Ali Hilmi Efendi’ye 1864 yılında işten el çektirilmesiyle boşalan müdürlüğe Nafiz Paşa’nın kethüdası Raşit Efendi getirildi. Biletçilerin zimmetlerine para geçirdikleri iddiasıyla başlayan kargaşalık neticesinde 1866 yılında müdürlük makamı Hüseyin Haki Efendi’ye geçti. 1875 yılında görevinden istifaya mecbur kalan Hüseyin Haki Efendi’nin yerine tekrar eski müdürlerden Ali Hilmi Efendi geldi. Ali Hilmi Efendi, ölünceye kadar bu makamda kaldı, onun ölümüyle de eski müdürlerden Hüseyin Haki Efendi yeniden eski görevine döndü. Onun ölümüyle de eski mesai arkadaşı olan Hafız Vehbi Efendi, 1895 yılında müdür olarak göreve başladı. Hafız Vehbi Efendi’nin 1909 yılında vefatıyla Ali Bey ve sırasıyla 1921’de Babanzade Hikmet Bey, 1923’te Hamdi Bey, 1924’te Emin Bey ve son olarak 1928’de Yusuf Ziya Bey müdür oldular.
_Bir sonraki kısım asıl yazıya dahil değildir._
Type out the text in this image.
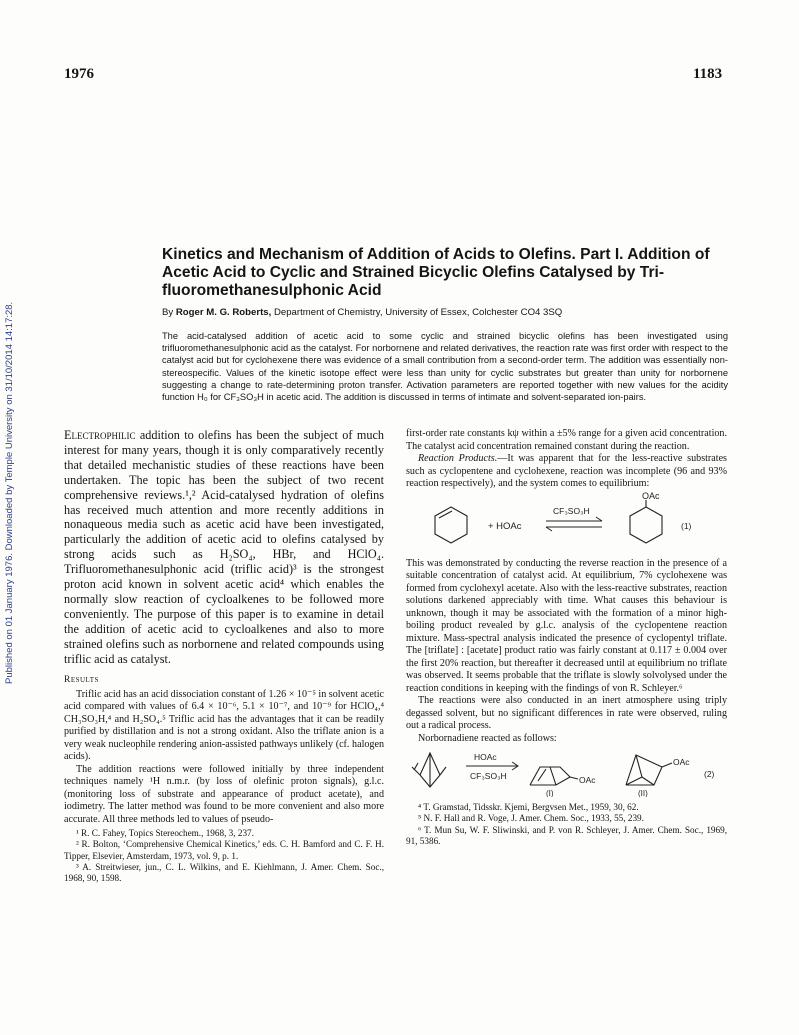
1976	1183
Published on 01 January 1976. Downloaded by Temple University on 31/10/2014 14:17:28.
Kinetics and Mechanism of Addition of Acids to Olefins. Part I. Addition of Acetic Acid to Cyclic and Strained Bicyclic Olefins Catalysed by Tri-fluoromethanesulphonic Acid
By Roger M. G. Roberts, Department of Chemistry, University of Essex, Colchester CO4 3SQ
The acid-catalysed addition of acetic acid to some cyclic and strained bicyclic olefins has been investigated using trifluoromethanesulphonic acid as the catalyst. For norbornene and related derivatives, the reaction rate was first order with respect to the catalyst acid but for cyclohexene there was evidence of a small contribution from a second-order term. The addition was essentially non-stereospecific. Values of the kinetic isotope effect were less than unity for cyclic substrates but greater than unity for norbornene suggesting a change to rate-determining proton transfer. Activation parameters are reported together with new values for the acidity function H₀ for CF₃SO₃H in acetic acid. The addition is discussed in terms of intimate and solvent-separated ion-pairs.

Electrophilic addition to olefins has been the subject of much interest for many years, though it is only comparatively recently that detailed mechanistic studies of these reactions have been undertaken. The topic has been the subject of two recent comprehensive reviews.¹,² Acid-catalysed hydration of olefins has received much attention and more recently additions in nonaqueous media such as acetic acid have been investigated, particularly the addition of acetic acid to olefins catalysed by strong acids such as H₂SO₄, HBr, and HClO₄. Trifluoromethanesulphonic acid (triflic acid)³ is the strongest proton acid known in solvent acetic acid⁴ which enables the normally slow reaction of cycloalkenes to be followed more conveniently. The purpose of this paper is to examine in detail the addition of acetic acid to cycloalkenes and also to more strained olefins such as norbornene and related compounds using triflic acid as catalyst.

Results

Triflic acid has an acid dissociation constant of 1.26 × 10⁻⁵ in solvent acetic acid compared with values of 6.4 × 10⁻⁶, 5.1 × 10⁻⁷, and 10⁻⁹ for HClO₄,⁴ CH₃SO₃H,⁴ and H₂SO₄.⁵ Triflic acid has the advantages that it can be readily purified by distillation and is not a strong oxidant. Also the triflate anion is a very weak nucleophile rendering anion-assisted pathways unlikely (cf. halogen acids).

The addition reactions were followed initially by three independent techniques namely ¹H n.m.r. (by loss of olefinic proton signals), g.l.c. (monitoring loss of substrate and appearance of product acetate), and iodimetry. The latter method was found to be more convenient and also more accurate. All three methods led to values of pseudo-

¹ R. C. Fahey, Topics Stereochem., 1968, 3, 237.

² R. Bolton, ‘Comprehensive Chemical Kinetics,’ eds. C. H. Bamford and C. F. H. Tipper, Elsevier, Amsterdam, 1973, vol. 9, p. 1.

³ A. Streitwieser, jun., C. L. Wilkins, and E. Kiehlmann, J. Amer. Chem. Soc., 1968, 90, 1598.

first-order rate constants kψ within a ±5% range for a given acid concentration. The catalyst acid concentration remained constant during the reaction.

Reaction Products.—It was apparent that for the less-reactive substrates such as cyclopentene and cyclohexene, reaction was incomplete (96 and 93% reaction respectively), and the system comes to equilibrium:

+ HOAc
CF₃SO₃H
OAc
(1)

This was demonstrated by conducting the reverse reaction in the presence of a suitable concentration of catalyst acid. At equilibrium, 7% cyclohexene was formed from cyclohexyl acetate. Also with the less-reactive substrates, reaction solutions darkened appreciably with time. What causes this behaviour is unknown, though it may be associated with the formation of a minor high-boiling product revealed by g.l.c. analysis of the cyclopentene reaction mixture. Mass-spectral analysis indicated the presence of cyclopentyl triflate. The [triflate] : [acetate] product ratio was fairly constant at 0.117 ± 0.004 over the first 20% reaction, but thereafter it decreased until at equilibrium no triflate was observed. It seems probable that the triflate is slowly solvolysed under the reaction conditions in keeping with the findings of von R. Schleyer.⁶

The reactions were also conducted in an inert atmosphere using triply degassed solvent, but no significant differences in rate were observed, ruling out a radical process.

Norbornadiene reacted as follows:

HOAc
CF₃SO₃H	OAc
(I)
OAc
(II)
(2)

⁴ T. Gramstad, Tidsskr. Kjemi, Bergvsen Met., 1959, 30, 62.

⁵ N. F. Hall and R. Voge, J. Amer. Chem. Soc., 1933, 55, 239.

⁶ T. Mun Su, W. F. Sliwinski, and P. von R. Schleyer, J. Amer. Chem. Soc., 1969, 91, 5386.
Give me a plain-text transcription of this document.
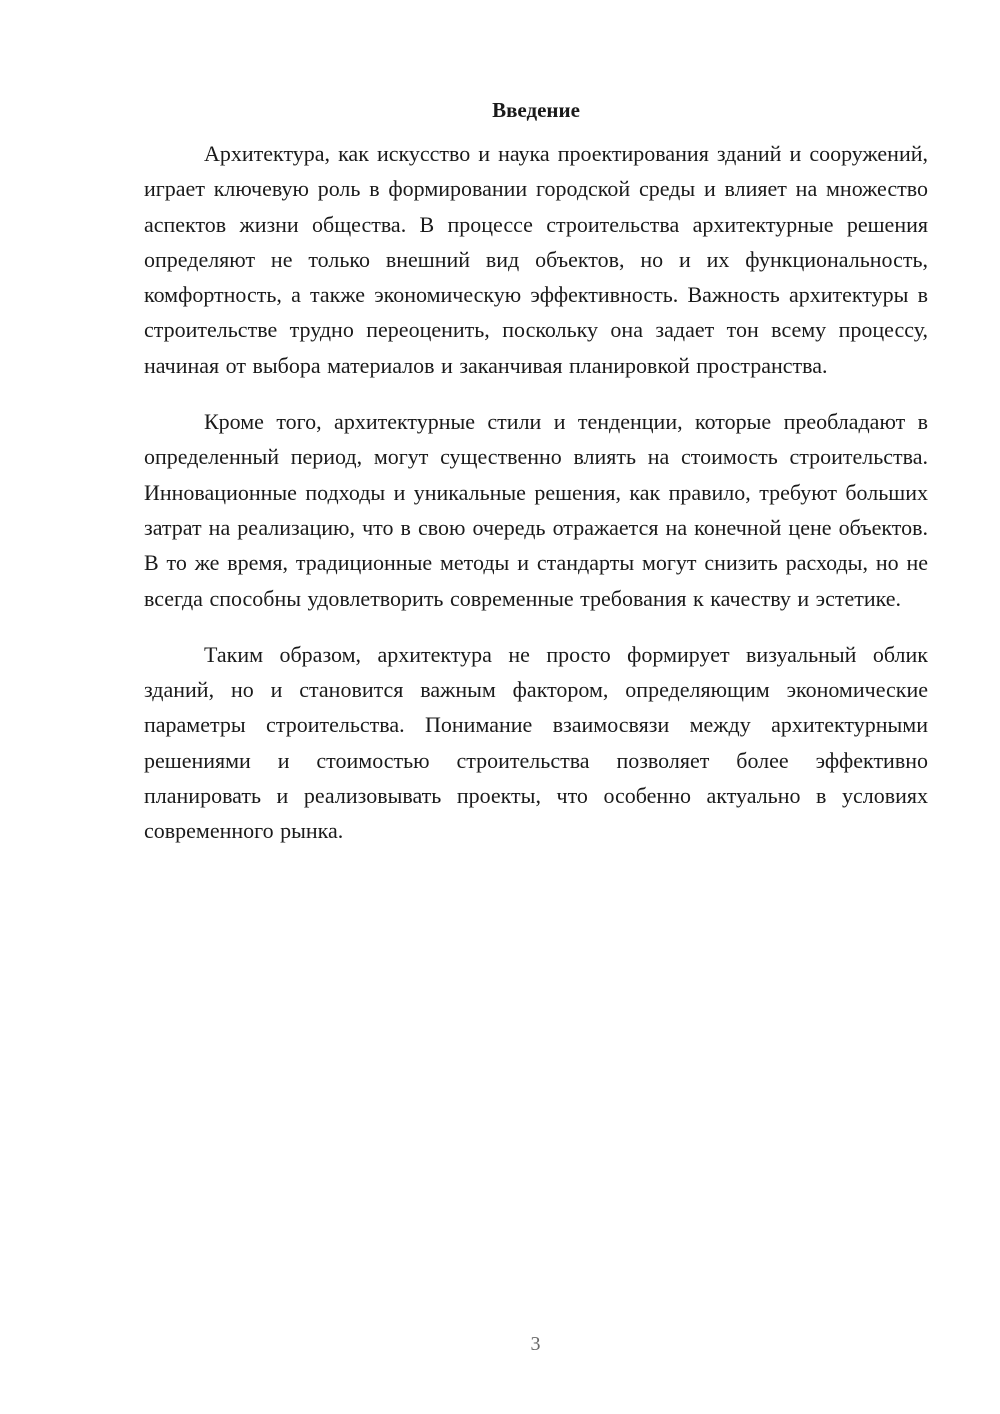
Введение

Архитектура, как искусство и наука проектирования зданий и сооружений, играет ключевую роль в формировании городской среды и влияет на множество аспектов жизни общества. В процессе строительства архитектурные решения определяют не только внешний вид объектов, но и их функциональность, комфортность, а также экономическую эффективность. Важность архитектуры в строительстве трудно переоценить, поскольку она задает тон всему процессу, начиная от выбора материалов и заканчивая планировкой пространства.

Кроме того, архитектурные стили и тенденции, которые преобладают в определенный период, могут существенно влиять на стоимость строительства. Инновационные подходы и уникальные решения, как правило, требуют больших затрат на реализацию, что в свою очередь отражается на конечной цене объектов. В то же время, традиционные методы и стандарты могут снизить расходы, но не всегда способны удовлетворить современные требования к качеству и эстетике.

Таким образом, архитектура не просто формирует визуальный облик зданий, но и становится важным фактором, определяющим экономические параметры строительства. Понимание взаимосвязи между архитектурными решениями и стоимостью строительства позволяет более эффективно планировать и реализовывать проекты, что особенно актуально в условиях современного рынка.

3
Birinci Dünya Savaşı’nın başlamasıyla birçok sektörde oldugu gibi Şirket-i Hayriye’de de ekonomik buhranlar üst seviyeye çıktı. Bogaziçi’nde oturan azınlıkların daha güvenli bir yer arama düşünceleri ile buradan taşınmaları ya da daha iç noktalara çekilmeleri, yolcu sayısında büyük düşüşlere neden oldu. Bundan başka silahlı kuvvetlerin isteği üzerine şirketin vapurlarının önemli bir kısmı ordu emrine verildi. Savaş sonuna kadar vapurların bazısının içleri sökülerek nakliye gemisi haline getirildi. Bazıları da çeşitli sebeplerden dolayı kullanılamaz hale geldi.
Birinci Dünya Savaşı’nın ardından milli mücadele yıllarının zorlukları, kıtlıklar, malzeme yoklukları da şirketin ekonomisini hayli zorladı.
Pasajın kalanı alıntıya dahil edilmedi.